The microstructure of a compressed explosive solid is closely related to its shock sensitivity and mechanical properties. In this study, ultra-small-angle and small-angle X-ray scattering (USAXS and SAXS) techniques were combined to explore the hierarchical microstructure of die-pressed 2,4,6-trinitro-1,3,5-benzenetriamine (TATB) discs obtained from nanostructured TATB (nano-TATB) powder as the precursor. Using the Guinier-Porod model, the pseudo-invariants, and Porod's law, this study analyzed the microstructures of the materials on a nanometer scale to track the changes in void size, porosity, and interfacial area, which reflected the response of TATB under applied pressures of 1, 2, 5, 10, 15 ​kN and 30 ​kN. Results show that there existed three populations of voids in the measured q range. The intergranular voids with sizes of tens of nanometers were sensitive to low pressures (<15 ​kN) and presented a smooth interface with the TATB matrix. The intragranular voids with sizes of 7–8 ​nm exhibited a fairly small volume-filling ratio under high pressures (>15 ​kN), as indicated by the decrease in the volume fractal dimension. Porosities of the voids with sizes of 1–900 ​nm, which were determined by the pseudo-invariants obtained from the scattering data, decreased from 6% to 1% as the pressures increased from 1 ​kN to 30 ​kN. The response of these structural parameters to external pressures implies that the main densification mechanisms under die compression include the flow, fracturing, and plastic deformation of the TATB granules. This study provides a direct insight into the structural evolution of TATB during compression.

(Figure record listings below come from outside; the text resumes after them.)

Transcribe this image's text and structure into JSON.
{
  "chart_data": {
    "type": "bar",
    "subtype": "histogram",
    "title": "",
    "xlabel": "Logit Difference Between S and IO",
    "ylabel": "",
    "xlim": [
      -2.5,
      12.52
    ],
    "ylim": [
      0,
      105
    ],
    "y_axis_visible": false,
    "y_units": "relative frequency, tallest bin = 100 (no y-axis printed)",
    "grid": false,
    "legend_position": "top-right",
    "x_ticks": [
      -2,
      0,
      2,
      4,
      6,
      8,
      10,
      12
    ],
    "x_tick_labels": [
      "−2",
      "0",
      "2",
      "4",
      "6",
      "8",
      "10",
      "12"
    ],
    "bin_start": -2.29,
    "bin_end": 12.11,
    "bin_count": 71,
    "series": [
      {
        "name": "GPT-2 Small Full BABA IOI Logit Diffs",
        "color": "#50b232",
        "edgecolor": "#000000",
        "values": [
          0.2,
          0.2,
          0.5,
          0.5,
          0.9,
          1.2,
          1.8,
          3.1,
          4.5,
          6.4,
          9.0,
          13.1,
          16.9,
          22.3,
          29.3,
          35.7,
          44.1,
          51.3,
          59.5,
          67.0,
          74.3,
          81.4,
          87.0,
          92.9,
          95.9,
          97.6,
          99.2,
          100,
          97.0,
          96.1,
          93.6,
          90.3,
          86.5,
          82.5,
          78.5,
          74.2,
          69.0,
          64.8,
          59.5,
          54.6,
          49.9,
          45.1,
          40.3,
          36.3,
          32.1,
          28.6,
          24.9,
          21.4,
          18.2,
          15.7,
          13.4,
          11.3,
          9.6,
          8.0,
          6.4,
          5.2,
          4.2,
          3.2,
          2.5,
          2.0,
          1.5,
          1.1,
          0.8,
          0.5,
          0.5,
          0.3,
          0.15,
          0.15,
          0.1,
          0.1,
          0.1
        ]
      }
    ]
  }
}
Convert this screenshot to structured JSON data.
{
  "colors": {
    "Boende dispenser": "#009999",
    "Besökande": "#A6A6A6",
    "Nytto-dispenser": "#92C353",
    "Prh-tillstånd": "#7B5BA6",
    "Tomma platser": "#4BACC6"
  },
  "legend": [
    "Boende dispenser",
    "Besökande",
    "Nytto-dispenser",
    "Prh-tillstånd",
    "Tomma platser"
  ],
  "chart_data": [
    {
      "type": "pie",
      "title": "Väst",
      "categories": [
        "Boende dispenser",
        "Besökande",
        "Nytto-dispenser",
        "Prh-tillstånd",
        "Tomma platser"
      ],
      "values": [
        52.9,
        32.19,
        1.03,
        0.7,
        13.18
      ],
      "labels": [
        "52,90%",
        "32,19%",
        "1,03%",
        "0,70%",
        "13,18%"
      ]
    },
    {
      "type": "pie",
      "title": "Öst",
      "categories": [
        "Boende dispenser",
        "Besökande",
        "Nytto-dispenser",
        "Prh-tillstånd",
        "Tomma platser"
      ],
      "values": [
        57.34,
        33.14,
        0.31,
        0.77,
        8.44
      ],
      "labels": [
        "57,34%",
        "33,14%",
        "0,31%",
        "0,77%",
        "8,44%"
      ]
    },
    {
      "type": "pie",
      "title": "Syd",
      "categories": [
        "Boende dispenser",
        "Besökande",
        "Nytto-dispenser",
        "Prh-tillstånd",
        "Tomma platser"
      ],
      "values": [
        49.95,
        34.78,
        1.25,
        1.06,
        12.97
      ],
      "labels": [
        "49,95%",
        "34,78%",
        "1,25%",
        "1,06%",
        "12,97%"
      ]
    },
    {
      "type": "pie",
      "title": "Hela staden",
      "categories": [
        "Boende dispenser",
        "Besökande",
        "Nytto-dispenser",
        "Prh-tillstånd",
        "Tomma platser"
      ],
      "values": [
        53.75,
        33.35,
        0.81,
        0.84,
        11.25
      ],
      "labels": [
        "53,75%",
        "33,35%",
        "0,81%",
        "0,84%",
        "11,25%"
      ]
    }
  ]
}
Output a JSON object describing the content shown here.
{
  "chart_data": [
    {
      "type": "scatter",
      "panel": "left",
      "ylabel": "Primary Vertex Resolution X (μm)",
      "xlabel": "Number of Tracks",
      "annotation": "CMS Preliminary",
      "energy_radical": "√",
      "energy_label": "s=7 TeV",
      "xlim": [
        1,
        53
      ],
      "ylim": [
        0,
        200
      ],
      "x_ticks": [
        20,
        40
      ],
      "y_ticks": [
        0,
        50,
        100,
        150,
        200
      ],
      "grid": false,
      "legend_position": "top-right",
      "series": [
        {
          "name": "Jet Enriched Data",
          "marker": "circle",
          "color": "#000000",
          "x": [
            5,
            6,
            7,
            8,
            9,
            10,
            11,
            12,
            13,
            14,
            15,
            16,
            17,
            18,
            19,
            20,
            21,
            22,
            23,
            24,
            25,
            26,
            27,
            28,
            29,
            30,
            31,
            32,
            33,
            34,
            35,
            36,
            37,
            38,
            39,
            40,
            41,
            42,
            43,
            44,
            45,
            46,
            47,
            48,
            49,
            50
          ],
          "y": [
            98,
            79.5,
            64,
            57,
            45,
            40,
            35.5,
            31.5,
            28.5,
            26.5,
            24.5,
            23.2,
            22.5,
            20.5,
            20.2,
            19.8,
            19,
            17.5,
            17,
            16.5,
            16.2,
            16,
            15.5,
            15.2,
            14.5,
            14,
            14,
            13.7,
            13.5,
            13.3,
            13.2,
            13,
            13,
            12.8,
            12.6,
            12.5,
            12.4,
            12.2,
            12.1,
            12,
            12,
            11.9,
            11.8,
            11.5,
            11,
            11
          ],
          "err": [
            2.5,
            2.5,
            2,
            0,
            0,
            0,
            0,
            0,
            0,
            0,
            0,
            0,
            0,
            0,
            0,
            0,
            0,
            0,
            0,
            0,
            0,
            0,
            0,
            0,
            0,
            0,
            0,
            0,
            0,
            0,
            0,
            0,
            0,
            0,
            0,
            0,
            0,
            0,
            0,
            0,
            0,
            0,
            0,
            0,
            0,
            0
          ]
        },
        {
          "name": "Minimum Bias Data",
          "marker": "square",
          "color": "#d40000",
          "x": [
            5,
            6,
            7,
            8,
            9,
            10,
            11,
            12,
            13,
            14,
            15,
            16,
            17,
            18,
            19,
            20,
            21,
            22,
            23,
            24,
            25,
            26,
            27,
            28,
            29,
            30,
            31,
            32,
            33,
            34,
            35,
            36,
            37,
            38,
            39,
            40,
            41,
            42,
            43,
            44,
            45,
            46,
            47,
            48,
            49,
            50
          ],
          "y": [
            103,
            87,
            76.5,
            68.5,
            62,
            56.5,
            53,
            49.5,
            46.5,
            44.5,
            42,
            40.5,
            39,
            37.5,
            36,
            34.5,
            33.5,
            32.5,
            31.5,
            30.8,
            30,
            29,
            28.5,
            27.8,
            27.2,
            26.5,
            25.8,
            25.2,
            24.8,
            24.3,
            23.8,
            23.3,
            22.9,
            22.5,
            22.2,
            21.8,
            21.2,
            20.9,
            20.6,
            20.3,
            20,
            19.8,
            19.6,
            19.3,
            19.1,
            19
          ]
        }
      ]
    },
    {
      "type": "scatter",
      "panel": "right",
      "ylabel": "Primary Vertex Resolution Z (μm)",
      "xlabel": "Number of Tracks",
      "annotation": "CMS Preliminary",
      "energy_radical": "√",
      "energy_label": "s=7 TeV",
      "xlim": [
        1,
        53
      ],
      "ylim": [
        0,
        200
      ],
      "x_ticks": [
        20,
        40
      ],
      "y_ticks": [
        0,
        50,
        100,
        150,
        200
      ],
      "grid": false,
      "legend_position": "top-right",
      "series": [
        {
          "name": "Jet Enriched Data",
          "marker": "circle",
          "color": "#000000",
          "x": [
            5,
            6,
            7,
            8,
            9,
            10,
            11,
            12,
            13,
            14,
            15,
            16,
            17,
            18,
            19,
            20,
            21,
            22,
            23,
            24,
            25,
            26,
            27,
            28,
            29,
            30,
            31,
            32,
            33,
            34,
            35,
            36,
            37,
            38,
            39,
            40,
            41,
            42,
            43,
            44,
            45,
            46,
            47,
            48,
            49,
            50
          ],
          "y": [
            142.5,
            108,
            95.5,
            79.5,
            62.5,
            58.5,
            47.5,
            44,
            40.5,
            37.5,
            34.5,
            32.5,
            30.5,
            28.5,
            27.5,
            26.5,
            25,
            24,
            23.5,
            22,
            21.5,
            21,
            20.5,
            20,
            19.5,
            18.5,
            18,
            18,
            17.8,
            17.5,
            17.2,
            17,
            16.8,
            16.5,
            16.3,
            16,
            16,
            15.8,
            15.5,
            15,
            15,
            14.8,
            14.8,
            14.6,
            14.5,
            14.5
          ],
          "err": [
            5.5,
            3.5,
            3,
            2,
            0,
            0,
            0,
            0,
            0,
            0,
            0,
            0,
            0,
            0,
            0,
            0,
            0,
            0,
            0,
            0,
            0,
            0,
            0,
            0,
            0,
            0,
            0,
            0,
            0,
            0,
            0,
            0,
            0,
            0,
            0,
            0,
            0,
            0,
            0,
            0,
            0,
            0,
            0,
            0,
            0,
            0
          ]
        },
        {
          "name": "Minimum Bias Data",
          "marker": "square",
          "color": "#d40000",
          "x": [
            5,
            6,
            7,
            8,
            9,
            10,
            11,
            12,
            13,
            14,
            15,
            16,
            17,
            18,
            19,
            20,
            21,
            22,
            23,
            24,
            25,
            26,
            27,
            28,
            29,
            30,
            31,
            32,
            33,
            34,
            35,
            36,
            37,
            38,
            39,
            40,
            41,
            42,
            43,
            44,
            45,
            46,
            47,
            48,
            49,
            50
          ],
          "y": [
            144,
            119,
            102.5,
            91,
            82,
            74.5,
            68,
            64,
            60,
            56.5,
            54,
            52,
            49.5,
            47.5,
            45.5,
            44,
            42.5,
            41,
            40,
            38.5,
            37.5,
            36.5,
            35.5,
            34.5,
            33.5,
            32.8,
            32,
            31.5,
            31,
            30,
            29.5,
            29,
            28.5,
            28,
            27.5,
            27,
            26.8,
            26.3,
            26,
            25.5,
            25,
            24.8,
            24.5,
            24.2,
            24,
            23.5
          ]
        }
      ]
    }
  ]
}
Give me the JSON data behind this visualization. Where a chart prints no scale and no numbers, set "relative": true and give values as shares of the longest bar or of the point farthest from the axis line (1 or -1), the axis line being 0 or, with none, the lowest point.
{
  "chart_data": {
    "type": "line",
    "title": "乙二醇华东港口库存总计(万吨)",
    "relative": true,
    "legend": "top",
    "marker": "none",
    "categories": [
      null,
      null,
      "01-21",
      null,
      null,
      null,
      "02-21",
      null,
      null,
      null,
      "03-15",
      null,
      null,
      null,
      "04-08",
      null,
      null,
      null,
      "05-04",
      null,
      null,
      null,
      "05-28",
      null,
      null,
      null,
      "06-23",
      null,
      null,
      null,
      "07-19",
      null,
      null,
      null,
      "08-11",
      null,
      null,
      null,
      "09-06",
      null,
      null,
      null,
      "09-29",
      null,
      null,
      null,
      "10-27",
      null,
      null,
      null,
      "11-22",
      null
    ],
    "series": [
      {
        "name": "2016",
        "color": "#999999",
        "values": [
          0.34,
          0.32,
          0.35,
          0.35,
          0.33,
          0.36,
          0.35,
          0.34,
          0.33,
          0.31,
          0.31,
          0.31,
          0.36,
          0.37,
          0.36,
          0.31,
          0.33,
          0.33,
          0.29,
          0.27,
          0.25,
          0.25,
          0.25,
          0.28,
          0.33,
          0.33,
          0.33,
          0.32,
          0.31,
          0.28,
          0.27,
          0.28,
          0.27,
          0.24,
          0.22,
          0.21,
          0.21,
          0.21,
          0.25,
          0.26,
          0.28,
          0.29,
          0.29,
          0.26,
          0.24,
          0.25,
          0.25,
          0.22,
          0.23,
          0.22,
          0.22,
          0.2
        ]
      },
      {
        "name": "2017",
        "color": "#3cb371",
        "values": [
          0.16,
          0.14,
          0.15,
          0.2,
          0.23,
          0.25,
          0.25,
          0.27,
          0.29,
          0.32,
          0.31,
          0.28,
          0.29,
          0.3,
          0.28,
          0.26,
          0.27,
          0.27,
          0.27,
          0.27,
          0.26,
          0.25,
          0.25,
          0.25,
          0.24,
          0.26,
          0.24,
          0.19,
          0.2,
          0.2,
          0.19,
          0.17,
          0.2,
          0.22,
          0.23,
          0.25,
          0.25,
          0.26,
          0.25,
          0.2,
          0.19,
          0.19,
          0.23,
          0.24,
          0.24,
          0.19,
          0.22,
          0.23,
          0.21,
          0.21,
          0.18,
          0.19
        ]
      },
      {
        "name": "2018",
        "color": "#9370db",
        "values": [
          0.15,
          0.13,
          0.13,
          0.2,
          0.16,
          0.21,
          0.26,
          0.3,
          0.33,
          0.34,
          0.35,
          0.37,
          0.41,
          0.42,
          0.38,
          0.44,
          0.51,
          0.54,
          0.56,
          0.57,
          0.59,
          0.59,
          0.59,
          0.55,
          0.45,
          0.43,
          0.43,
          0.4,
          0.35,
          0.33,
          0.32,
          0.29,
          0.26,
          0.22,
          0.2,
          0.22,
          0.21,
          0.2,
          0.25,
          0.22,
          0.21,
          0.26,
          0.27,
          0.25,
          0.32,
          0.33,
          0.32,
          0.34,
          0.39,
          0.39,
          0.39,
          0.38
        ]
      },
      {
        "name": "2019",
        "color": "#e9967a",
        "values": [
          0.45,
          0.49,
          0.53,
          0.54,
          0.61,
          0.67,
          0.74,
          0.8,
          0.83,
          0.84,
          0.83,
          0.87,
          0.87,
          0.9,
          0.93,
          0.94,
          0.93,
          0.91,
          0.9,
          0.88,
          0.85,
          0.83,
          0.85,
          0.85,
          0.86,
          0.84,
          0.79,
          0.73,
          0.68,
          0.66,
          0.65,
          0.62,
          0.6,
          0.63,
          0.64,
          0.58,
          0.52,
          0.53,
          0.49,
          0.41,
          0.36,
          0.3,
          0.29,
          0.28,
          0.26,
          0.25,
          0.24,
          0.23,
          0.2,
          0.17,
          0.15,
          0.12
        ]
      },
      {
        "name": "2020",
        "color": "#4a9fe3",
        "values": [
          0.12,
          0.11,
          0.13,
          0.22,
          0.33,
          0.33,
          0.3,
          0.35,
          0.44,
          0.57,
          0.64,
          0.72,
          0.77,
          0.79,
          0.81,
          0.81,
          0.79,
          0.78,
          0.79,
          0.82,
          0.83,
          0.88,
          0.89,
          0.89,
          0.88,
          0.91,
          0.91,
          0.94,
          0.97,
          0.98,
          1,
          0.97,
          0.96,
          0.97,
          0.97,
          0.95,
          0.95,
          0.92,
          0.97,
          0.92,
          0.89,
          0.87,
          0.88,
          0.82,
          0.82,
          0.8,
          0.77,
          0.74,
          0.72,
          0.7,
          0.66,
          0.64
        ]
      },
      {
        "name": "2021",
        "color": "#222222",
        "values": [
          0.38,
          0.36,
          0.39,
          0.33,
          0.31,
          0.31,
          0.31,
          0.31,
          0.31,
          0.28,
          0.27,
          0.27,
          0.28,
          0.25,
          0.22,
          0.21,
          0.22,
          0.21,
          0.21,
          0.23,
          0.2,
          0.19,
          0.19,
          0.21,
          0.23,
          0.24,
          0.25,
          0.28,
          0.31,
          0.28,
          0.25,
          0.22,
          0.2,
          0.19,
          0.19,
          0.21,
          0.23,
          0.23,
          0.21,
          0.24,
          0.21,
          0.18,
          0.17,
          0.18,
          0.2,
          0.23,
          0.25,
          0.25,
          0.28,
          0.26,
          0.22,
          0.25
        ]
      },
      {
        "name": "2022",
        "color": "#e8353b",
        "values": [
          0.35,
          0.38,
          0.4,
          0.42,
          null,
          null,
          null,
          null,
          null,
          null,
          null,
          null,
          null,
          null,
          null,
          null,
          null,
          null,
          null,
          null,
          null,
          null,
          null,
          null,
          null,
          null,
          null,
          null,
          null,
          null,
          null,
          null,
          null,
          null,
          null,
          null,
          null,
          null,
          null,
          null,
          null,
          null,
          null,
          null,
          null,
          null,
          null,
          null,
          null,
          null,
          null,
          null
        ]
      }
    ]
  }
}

压缩爆炸固体的微观结构与其冲击敏感性和力学性能密切相关。在本研究中，结合超小角和小角X射线散射（USAXS和SAXS）技术来探索模压2,4,6-三硝基-1,3,5-苯三胺的分级微观结构（ TATB）圆盘由纳米结构 TATB（纳米 TATB）粉末作为前体获得。本研究利用 Guinier-Porod 模型、伪不变量和 Porod 定律，在纳米尺度上分析材料的微观结构，以跟踪空隙尺寸、孔隙率和界面面积的变化，从而反映 TATB 在应用下的响应压力为 1、2、5、10、15 kN 和 30 kN。结果表明，在测量的q范围内存在三种孔隙群。尺寸为数十纳米的晶间空隙对低压（<15 kN）敏感，并与 TATB 基质呈现光滑的界面。尺寸为 7-8 nm 的晶内空隙在高压 (>15 kN) 下表现出相当小的体积填充比，如体积分形维数的降低所示。随着压力从 1 kN 增加到 30 kN，尺寸为 1–900 nm 的空隙的孔隙率（由从散射数据获得的伪不变量确定）从 6% 减少到 1%。这些结构参数对外部压力的响应意味着模具压缩下的主要致密化机制包括 TATB 颗粒的流动、破裂和塑性变形。这项研究提供了对 TATB 在压缩过程中结构演变的直接了解。